Over the next 18 months, Air Force officials will identify more personnel to transfer branches and become part of the U.S. Space Force.

Within 60 days, the service will reach out to uniformed airmen "to inform them whether their specialty code is organic to the Space Force, organic to the Air Force, or shared between Air Force and Space Forces," according to a Space Force factsheet.

Ahead of the NDAA's signing, Raymond told reporters that plans are in motion to redesignate Air Force units with a space-only mission, and realign bases for the space mission.

That includes various Colorado facilities, including Buckley Air Force Base, Cheyenne Mountain Air Force Station, Peterson Air Force Base and Schriever Air Force Base, as well as the Army's Redstone Arsenal in Alabama, Vandenberg, and Patrick Air Force Base in Florida.

For example, "Patrick Air Force Base" may be renamed "Patrick Space Base," or something to that effect, the general said during a briefing at the Pentagon.

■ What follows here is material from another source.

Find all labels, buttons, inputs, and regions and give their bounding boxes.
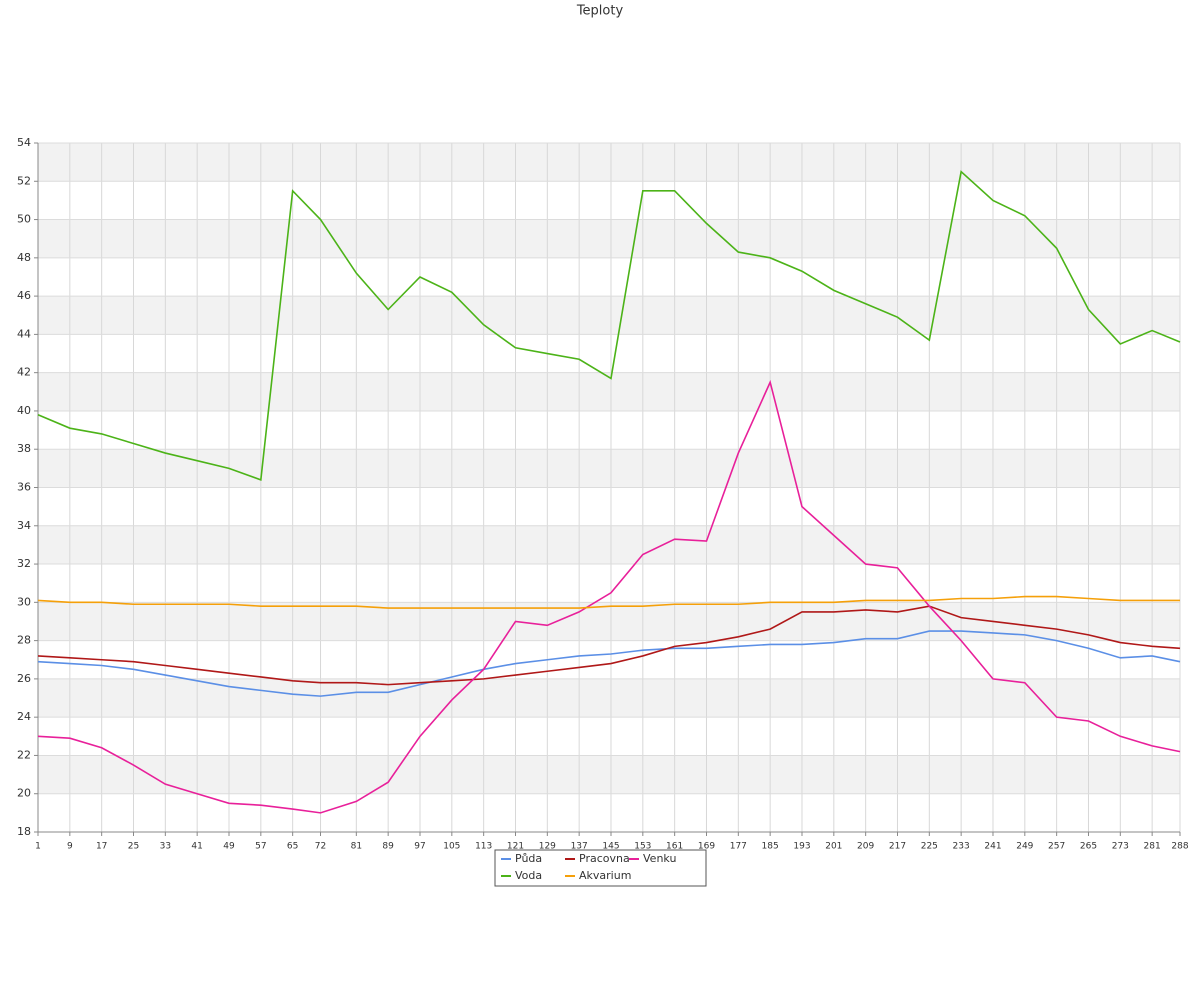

While the U.S. Space Force will be headquartered at the Pentagon, some of those bases are under consideration to house the Defense Department's newest unified combatant command, U.S. Space Command, which is responsible for planning and conducting space military operations.

A large portion of SPACECOM's work is currently being conducted at Peterson, which was originally home to the now-defunct Air Force Space Command.